南森町「つるまるうどん」
銀行帰りにふらり自転車で立ち寄る
会社近所の立ち食いうどん。
これはこれで、なかなかいけるのである。
銀行へ出かけるというのは私の大切な仕事である。お金をおろしたり、両替したり、税金を払ったり。取引している銀行が南森町の交差点にあった頃から、いつのまにかその銀行の隣にある立ち食いうどんへ行く癖がついていしまい、銀行に行く=うどんを食べるというのがすっかりセットになってしまった。もともと昼時に行くことが多かったせいかもしれないが。

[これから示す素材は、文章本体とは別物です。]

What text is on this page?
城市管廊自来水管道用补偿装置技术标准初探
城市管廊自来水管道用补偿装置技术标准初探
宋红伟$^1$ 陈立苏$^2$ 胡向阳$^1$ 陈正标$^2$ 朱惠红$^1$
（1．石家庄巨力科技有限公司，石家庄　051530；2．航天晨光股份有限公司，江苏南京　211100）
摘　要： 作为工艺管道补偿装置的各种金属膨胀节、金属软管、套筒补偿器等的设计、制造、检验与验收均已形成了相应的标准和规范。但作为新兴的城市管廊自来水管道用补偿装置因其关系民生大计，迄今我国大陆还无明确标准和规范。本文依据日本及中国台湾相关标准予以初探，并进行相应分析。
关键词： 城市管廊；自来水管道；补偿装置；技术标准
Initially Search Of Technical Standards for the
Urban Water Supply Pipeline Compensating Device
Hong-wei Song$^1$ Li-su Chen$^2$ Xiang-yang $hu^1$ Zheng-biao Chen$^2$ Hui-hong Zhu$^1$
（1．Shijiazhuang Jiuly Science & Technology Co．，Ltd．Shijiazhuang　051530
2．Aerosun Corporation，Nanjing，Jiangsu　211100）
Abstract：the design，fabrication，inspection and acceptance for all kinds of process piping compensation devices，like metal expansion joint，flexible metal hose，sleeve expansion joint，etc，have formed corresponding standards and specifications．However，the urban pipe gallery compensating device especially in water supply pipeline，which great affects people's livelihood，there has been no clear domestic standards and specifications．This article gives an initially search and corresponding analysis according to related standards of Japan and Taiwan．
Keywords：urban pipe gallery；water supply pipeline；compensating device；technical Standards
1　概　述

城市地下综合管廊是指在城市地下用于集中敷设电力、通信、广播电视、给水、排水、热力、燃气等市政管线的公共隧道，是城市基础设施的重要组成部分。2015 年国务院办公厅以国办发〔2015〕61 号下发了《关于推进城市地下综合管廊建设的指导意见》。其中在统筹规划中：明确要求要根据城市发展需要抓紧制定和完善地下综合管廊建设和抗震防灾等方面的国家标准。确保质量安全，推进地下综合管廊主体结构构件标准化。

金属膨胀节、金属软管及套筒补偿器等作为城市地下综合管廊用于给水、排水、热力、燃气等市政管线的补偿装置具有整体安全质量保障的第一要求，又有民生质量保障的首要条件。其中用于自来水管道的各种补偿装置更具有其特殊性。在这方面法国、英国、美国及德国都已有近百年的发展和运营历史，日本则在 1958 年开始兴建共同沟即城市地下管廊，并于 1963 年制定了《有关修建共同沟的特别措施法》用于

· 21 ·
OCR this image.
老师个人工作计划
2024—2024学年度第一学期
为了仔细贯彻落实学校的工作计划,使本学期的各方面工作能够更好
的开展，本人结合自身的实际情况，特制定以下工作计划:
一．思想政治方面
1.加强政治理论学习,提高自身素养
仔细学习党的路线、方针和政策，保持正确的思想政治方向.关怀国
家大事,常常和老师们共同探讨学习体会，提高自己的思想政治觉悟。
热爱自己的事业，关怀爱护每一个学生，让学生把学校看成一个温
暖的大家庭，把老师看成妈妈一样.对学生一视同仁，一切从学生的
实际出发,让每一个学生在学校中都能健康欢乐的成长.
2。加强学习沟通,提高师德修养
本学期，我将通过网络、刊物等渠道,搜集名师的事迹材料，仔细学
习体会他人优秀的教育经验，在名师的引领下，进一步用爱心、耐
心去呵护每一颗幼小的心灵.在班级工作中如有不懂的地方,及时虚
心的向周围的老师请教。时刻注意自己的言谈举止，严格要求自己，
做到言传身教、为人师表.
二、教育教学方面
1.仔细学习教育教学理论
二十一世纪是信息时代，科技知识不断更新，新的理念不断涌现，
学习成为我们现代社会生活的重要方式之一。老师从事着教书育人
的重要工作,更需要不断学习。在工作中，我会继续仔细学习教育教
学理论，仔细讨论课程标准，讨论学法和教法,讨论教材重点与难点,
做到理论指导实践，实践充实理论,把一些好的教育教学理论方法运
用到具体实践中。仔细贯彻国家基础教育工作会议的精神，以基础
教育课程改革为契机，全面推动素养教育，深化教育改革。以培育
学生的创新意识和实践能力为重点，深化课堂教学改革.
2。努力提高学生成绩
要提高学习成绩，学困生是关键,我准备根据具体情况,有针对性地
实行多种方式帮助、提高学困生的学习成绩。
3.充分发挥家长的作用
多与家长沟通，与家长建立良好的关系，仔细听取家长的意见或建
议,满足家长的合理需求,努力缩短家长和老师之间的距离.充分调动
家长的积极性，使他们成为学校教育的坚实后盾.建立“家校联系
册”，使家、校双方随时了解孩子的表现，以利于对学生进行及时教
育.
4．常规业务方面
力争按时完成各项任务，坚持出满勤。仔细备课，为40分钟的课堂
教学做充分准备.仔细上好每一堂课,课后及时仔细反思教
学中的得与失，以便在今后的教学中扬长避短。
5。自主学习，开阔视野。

今は銀行が少し離れた場所に移転してしまったので隣はコーヒーショップだが、銀行=うどんとすでに刷り込まれてしまっているので、「銀行に行ってくる」と会社を出て用を済ませると、そのまま自転車で南森町交差点へ向かう。
めざすは「つるまるうどん」。
あの高松の深夜カレーうどん店とは別物である。こちらを経営しているのは大阪のフジオフードであるが、ここのうどんはなかなかいけるのだ。
その理由は、冷凍うどんを使っているところにある。ちゃんと手打ちうどんの工程で打ってゆがいたうどんを瞬間冷凍。注文が来ると、その冷凍うどんを熱湯でもどすのである。これにより、いつでも釜揚げのあの状態が復元できるのだ。うどん県の人間としては、昔は冷凍なんてと馬鹿にしていた頃もあったのだが、加ト吉の冷凍うどんを食べてからというもの、日本の冷凍技術には感服している。ヘタなうどんを食べるくらいなら、加ト吉の冷凍うどんのほうがずっと美味しい。なので、この店が自家製麺を冷凍していると聞き、試しに入ってみたのが通うきっかけになった。今はだしが少し甘めの関西風になってしまったが、前はいりこの匂いがぷんとする黄金色のだしであった。これなら、いける。なわけで、こちらの店はもう、少なく見積もっても15年以上は通っている。
この十年ほどの間に店舗は何度かリニューアルしており、現在の店で働いている人はなんとなく顔を見知っている程度であるので安心である。前は、すっかり顔を憶えられており、行くたんびに「まいど〜」と大声で言われるので、ちょっと格好が悪かった。なにしろうどん県の立ち食いとは違って、ここは大阪。立ち食いで食べている女性など私以外にはほとんどいない店なのだ。
定番はきつねうどん。それにちくわの天ぷらをトッピングする。この日はあいにく、ちくわが売り切れ。そんなときはかき揚げでもよい。茄子の天ぷらというのもあって、それも悪くはない。それに、素材がなんであれ、店頭でおばちゃんが衣をつけ揚げてくれるというスタイルにはやっぱり心惹かれるのである。
明日あたり、久々に銀行に行かなくちゃ。